Bolognetti: lettera aperta al Presidente della Repubblica, Sergio Mattarella
3/12/2024
Signor Presidente,
ancora una volta mi rivolgo a Lei, Garante del nostro Dettato costituzionale, con fiducia e per segnalarLe le ragioni che mi hanno indotto a nutrire la mia fame di democrazia e verità attraverso il digiuno (assunzione di sola acqua), a partire dalle ore 23.59 del 28 novembre.
L’azione nonviolenta in corso non è un ricatto e non è una minaccia nella misura in cui sto chiedendo ai miei interlocutori istituzionali e al servizio pubblico Radio Televisivo di onorare quel diritto umano alla conoscenza che è sinonimo di democrazia. Tema, signor Presidente, che a lei sta molto a cuore. In buona sostanza stiamo parlando dell’art. 21 della nostra amata Costituzione.
Don Luigi Sturzo, sacerdote e politico, fondatore del Partito Popolare, diceva: “Non c’è libertà dove c’è menzogna; perché la libertà è figlia della verità”.
É davvero curioso notare che la parola Satyagraha, che ci riporta a Gandhi, in lingua sanscrita significa “insistenza per la verità”.
Io credo, Presidente Mattarella, che non è mai un buon affare per una democrazia accecare un popolo e renderlo sordo e magari muto.

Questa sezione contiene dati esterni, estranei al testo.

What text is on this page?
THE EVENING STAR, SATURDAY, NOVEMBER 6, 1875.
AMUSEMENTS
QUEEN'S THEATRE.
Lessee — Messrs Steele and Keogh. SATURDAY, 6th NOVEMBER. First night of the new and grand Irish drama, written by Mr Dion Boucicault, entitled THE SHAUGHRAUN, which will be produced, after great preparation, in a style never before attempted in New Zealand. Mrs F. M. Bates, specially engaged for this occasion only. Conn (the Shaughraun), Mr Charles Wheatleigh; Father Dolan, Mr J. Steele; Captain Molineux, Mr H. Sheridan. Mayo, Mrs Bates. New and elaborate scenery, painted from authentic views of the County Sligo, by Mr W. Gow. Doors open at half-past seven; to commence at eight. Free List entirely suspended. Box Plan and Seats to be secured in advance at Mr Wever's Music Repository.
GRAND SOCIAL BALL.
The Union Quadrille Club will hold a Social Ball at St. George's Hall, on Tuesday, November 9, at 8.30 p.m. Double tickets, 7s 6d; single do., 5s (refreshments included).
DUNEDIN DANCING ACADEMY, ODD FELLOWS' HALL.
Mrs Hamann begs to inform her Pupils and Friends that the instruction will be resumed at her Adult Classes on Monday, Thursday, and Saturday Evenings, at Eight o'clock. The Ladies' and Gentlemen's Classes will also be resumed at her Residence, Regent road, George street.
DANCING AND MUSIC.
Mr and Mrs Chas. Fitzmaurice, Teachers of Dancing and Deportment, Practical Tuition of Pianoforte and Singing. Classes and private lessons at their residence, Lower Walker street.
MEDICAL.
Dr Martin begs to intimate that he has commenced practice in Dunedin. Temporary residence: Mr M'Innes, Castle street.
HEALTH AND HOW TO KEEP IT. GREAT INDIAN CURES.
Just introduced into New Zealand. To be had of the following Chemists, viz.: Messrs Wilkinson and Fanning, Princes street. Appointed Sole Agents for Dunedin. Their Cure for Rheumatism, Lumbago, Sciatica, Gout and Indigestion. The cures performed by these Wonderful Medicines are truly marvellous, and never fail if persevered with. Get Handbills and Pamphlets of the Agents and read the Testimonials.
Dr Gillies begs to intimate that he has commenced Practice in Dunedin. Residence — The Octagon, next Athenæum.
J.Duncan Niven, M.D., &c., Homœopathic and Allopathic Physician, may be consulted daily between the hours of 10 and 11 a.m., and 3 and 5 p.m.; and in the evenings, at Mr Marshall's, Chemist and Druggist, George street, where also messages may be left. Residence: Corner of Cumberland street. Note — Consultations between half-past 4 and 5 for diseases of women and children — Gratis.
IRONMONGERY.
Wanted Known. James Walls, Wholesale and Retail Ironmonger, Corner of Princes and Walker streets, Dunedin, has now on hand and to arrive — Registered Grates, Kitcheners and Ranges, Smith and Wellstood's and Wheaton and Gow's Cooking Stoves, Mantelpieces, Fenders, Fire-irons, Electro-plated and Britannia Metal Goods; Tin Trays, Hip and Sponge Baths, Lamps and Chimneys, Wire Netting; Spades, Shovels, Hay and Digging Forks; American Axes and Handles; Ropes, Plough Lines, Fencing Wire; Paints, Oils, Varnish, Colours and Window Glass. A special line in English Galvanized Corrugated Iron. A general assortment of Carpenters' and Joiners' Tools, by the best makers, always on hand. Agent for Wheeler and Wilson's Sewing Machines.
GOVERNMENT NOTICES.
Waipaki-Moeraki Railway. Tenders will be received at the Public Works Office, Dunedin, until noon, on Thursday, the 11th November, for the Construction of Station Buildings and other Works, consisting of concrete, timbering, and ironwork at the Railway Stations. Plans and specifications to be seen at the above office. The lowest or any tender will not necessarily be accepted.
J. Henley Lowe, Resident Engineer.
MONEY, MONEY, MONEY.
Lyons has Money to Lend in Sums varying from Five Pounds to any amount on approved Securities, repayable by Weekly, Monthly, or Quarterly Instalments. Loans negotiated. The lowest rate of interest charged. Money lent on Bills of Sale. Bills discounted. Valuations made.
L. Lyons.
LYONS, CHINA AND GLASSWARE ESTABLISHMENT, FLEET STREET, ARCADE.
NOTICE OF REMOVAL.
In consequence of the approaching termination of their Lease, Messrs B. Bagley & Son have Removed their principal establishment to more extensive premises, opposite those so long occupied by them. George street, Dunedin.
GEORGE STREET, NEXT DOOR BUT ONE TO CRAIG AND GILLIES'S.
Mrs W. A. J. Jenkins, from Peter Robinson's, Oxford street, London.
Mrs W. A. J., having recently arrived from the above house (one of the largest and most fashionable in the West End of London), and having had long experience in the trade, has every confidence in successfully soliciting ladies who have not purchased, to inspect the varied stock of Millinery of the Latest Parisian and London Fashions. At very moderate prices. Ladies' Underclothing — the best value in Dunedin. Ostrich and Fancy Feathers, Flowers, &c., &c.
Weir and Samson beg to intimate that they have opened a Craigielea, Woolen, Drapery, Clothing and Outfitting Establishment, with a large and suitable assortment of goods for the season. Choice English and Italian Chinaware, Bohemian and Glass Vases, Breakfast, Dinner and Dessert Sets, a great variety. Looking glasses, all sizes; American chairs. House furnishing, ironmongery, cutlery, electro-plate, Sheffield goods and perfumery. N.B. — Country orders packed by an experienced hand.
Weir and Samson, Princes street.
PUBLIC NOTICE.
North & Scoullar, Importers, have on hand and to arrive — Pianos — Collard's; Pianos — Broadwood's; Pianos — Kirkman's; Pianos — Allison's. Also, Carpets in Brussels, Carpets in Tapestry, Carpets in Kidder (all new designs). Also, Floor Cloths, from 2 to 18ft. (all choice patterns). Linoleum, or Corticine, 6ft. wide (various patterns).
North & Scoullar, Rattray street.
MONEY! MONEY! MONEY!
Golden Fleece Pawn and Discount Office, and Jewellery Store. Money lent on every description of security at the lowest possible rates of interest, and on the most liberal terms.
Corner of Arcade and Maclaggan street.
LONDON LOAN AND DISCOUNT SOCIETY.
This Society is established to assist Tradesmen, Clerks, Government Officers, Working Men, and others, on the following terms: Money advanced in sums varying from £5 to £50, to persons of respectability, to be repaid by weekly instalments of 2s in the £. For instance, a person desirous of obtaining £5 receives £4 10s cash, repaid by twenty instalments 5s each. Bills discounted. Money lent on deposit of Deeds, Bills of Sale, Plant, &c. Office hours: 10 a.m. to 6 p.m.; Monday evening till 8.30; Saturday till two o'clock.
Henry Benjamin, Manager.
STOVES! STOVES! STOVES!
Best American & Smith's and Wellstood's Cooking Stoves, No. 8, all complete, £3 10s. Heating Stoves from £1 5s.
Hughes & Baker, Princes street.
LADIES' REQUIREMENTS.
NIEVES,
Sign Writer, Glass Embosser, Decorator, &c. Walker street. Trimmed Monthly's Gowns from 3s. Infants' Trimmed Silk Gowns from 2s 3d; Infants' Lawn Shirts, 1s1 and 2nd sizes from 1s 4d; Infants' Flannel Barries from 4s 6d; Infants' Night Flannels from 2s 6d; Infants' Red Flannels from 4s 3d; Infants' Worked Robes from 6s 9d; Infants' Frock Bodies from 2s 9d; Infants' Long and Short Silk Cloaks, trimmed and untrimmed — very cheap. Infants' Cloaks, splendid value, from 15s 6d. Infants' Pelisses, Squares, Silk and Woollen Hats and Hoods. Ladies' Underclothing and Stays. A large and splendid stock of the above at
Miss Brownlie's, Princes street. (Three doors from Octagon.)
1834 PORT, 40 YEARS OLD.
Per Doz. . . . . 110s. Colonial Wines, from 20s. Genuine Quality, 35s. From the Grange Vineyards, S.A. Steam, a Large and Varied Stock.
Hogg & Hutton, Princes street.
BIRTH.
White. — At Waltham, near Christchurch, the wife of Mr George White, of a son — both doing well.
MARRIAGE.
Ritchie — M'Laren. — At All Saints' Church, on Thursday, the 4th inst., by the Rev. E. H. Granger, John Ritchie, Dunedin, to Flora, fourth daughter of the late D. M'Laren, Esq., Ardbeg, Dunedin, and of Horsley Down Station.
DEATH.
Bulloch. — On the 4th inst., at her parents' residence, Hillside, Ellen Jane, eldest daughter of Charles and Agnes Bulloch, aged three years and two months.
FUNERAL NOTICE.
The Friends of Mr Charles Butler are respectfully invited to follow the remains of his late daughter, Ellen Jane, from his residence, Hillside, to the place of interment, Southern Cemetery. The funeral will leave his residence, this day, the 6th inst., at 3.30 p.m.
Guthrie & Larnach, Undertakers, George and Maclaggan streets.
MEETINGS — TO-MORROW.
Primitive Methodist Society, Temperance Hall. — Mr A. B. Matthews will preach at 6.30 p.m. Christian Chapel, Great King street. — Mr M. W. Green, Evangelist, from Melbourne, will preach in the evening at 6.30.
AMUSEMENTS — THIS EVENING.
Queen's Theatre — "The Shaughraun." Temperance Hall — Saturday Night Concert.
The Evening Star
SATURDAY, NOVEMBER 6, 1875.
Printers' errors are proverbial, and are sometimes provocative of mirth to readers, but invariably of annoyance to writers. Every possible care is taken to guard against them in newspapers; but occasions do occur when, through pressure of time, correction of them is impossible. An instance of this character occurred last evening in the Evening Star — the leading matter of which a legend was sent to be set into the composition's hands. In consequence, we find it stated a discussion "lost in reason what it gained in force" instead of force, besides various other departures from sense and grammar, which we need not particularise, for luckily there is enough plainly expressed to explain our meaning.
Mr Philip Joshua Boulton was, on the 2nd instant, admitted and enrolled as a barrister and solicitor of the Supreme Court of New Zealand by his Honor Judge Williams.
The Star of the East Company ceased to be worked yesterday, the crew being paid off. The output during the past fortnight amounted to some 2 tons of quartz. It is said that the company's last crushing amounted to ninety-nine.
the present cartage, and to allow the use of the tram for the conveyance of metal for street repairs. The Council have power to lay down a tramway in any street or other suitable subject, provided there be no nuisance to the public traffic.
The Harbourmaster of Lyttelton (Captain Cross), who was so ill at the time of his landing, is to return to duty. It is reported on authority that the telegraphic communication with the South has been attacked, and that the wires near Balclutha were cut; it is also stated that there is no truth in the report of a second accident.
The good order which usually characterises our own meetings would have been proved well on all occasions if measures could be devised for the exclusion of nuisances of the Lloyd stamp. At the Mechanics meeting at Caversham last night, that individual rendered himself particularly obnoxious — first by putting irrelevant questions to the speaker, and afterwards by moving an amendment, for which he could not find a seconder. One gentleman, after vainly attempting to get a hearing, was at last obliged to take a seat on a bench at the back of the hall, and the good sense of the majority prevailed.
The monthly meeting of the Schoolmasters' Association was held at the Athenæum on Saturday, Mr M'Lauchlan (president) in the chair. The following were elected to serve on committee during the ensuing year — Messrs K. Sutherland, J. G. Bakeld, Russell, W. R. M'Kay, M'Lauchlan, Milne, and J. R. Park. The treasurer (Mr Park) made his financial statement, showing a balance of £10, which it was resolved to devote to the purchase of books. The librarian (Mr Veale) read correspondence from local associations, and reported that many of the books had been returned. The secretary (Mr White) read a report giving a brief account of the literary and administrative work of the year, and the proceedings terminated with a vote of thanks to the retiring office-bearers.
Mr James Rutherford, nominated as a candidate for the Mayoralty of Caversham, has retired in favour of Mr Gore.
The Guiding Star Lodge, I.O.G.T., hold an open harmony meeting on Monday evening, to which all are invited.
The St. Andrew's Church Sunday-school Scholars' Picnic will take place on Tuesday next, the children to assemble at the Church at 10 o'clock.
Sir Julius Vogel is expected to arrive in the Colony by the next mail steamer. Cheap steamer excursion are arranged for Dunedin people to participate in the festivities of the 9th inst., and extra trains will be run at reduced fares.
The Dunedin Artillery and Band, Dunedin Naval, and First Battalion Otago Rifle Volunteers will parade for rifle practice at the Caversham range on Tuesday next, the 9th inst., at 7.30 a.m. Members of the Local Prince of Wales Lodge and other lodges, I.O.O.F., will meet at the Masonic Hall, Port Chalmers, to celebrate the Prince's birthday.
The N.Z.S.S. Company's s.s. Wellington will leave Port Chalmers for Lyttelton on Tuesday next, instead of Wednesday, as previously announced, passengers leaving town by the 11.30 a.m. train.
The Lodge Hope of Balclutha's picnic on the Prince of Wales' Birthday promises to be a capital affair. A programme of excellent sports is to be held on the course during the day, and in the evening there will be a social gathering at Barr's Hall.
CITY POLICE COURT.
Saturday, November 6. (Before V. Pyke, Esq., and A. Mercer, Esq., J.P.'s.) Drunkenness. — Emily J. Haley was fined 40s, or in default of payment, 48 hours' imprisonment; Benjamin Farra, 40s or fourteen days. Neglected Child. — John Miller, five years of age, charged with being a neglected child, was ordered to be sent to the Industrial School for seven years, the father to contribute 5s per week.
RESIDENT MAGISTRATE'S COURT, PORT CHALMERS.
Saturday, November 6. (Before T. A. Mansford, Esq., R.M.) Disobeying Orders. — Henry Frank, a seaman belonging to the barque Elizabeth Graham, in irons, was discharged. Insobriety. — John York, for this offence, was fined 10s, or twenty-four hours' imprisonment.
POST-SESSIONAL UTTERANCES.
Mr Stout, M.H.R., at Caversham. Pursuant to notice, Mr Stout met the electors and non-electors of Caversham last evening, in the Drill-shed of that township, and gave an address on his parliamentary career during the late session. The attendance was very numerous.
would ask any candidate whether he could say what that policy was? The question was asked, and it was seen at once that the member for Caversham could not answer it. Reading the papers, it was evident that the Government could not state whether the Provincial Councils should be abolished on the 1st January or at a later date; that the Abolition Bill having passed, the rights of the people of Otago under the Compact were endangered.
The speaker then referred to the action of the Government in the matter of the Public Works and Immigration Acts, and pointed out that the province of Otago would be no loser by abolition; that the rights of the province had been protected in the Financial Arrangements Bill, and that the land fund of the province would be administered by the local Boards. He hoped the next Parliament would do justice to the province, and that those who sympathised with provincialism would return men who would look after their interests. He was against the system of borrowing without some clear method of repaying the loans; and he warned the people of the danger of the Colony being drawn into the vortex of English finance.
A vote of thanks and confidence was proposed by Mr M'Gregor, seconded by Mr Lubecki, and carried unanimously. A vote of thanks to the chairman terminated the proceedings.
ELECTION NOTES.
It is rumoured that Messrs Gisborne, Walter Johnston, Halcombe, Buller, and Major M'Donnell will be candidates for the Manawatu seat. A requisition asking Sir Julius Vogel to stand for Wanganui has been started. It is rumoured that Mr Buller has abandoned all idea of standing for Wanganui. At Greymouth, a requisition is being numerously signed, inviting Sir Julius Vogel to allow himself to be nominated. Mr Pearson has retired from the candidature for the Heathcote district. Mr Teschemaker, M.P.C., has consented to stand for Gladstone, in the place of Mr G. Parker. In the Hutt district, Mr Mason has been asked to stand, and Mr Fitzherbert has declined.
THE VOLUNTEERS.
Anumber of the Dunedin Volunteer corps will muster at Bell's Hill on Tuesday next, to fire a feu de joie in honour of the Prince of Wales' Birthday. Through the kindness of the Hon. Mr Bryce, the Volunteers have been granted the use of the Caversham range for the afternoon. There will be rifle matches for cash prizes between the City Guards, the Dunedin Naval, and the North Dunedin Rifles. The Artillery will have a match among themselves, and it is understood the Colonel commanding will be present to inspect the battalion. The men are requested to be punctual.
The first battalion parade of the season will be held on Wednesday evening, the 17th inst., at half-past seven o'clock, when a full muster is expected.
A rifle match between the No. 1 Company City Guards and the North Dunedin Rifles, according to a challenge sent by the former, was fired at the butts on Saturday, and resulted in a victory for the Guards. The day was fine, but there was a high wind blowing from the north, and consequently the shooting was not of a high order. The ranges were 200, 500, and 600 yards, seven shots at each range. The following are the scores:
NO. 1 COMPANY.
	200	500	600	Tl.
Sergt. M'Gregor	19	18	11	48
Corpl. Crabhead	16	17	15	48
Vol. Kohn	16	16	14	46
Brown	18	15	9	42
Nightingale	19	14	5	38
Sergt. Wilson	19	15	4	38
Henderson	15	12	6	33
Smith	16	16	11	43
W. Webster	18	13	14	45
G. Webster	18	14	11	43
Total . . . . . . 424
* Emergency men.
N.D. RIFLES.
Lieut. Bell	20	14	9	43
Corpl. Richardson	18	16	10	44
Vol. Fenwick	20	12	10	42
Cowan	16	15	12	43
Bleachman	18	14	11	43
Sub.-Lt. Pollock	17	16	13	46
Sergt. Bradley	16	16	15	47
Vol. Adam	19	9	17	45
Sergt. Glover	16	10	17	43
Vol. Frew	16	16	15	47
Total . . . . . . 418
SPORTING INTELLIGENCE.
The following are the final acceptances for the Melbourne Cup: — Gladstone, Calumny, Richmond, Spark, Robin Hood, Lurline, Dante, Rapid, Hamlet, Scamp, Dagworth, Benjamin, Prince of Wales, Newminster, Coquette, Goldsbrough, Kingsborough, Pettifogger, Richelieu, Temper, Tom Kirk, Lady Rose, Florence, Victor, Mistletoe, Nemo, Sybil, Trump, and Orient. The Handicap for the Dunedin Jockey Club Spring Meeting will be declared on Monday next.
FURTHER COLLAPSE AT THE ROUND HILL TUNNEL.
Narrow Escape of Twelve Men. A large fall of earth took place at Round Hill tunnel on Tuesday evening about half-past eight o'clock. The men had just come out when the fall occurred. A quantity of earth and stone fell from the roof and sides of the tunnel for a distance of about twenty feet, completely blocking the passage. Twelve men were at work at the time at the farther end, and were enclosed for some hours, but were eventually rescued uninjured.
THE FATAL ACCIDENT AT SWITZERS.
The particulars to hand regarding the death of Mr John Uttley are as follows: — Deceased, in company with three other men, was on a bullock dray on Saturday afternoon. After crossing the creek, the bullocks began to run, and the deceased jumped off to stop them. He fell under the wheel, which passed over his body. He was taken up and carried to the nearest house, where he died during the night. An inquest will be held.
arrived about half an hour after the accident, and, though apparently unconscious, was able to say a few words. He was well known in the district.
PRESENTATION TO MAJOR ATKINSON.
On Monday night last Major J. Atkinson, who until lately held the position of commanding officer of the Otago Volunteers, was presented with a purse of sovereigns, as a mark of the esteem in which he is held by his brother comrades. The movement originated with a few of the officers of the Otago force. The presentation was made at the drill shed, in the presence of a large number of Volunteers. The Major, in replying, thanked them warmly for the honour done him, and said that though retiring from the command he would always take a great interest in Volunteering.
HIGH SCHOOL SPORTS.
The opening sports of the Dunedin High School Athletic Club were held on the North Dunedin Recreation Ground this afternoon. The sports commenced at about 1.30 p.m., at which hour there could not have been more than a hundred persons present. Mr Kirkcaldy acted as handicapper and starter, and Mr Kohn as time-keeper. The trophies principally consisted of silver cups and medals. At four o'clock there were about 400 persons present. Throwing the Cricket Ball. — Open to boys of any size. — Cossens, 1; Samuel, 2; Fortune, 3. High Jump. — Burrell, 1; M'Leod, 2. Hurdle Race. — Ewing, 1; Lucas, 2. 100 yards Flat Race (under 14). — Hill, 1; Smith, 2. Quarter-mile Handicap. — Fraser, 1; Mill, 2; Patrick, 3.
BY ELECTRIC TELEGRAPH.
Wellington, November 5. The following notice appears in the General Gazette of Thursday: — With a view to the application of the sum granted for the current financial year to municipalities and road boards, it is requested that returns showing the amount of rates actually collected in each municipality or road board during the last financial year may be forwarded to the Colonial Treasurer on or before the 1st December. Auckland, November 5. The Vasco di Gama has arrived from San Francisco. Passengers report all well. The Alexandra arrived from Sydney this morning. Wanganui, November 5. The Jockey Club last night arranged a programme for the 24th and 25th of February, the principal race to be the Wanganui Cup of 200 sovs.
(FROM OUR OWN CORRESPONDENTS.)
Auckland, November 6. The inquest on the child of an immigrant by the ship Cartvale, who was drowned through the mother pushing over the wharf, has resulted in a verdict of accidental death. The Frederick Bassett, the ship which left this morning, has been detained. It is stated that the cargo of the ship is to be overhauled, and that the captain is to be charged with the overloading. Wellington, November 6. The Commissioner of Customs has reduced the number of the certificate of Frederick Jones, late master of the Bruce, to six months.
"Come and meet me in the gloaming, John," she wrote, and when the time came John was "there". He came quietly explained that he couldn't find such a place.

Nel dirLe che ho letto con grande attenzione quanto da lei scritto in occasione del congresso 2023 della Stampa Periodica Italiana, ricordo anche a me stesso quanto affermava il mio mentore Marco Pannella: “L’amore e la nonviolenza non sono mai ricatto perché non si ha ricatto nella difesa, nella sete, nella fame di verità e di conoscenza se non per chi ne ha paura”.
La prego di leggere i testi dei due comunicati stampa che ho diffuso in questi giorni.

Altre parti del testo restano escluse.